JOINT BASE CHARLESTON, S.C. –
Customer service is dead at the 628th Communications Squadron as the CS of today is not the same as its ancestors. Specifically, today’s CS has different manpower, missions, and capabilities…and is close to having new name soon too.
Manpower and skills that were once part of the communications community have experienced a major overhaul. Over the last decade, CS has lost Visual Information specialists, helpdesk technicians, Postal Operations managers, and experts in Radar, Air Traffic Control and Landing Systems. We have developed a more cyber-focused force and your CS members now represent the best. Seven 628th CS Airmen, SrA through CMSgt, have been selected for, and participated in, Air-Force-wide improvement groups that will shape their career fields.

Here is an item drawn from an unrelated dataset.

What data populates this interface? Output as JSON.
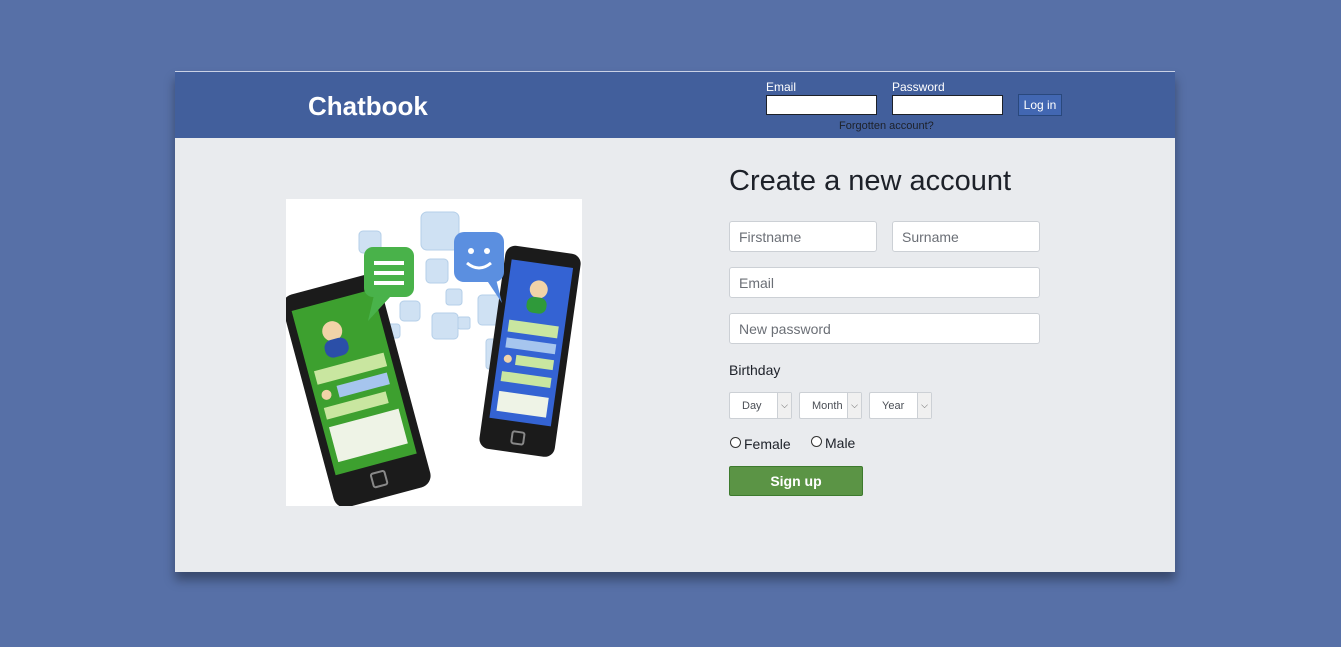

Your mission is our focus—this has not changed. What has changed is that today’s CS experts have become your biggest cyberspace advocates while continuing some traditional communications support roles. We have done more with less. As the Air Force transformed our community, our ability to perform Information Technology support continues to get pulled up and turned into enterprise solutions. Many communications services that Air Force network users rely on today will become “cloud-hosted” over the next few years. For these users at JB Charleston, e-mail services will transition to a cloud-based service on the 20th of June and will provide larger mailbox sizes. These changes allow our community to focus on cyber security efforts and assist with protection of your missions.
Over the past two years, 628th CS Airmen have successfully advocated for over $12 million in improvements to your radios, mass notification systems, computers, networked storage, network equipment, and communications infrastructure while producing award-winning teams like our CS Infrastructure team, who was named best large networking facility in Department of Defense for the past two years.
As for capabilities, CS has also replaced some antiquated practices and replaced slower service-delivery with more virtual and automated systems. As an example, Virtual Enterprise Service Desk, more commonly known as vESD, has replaced the helpdesk of the past, offering online answers to more people simultaneously versus calling on the phone and waiting for a technician to become available. Automated tool sets like the base telephone operator and computer updates are now quality checked by fewer CS Airmen, allowing for these experts to increase networking speeds and push computer patches faster. This has reduced cyber vulnerabilities and was recently touted by AMC Inspector General’s team as “one of the best in AMC.”
The current CS is smaller, but better focused on base-level missions. Your CS is beginning the transition from a Communications Squadron into a Cyberspace Squadron, where we will pivot our focus from many traditional IT support roles to concentrate on mission assurance for key base missions across a multi-domain environment. Mission Defense Teams are now standing up within CS to assure reliable and secure cyberspace. CS will continue to defend, and advocate for, your missions from the cyberspace perspective. You are not merely customers to us, you are our mission partners.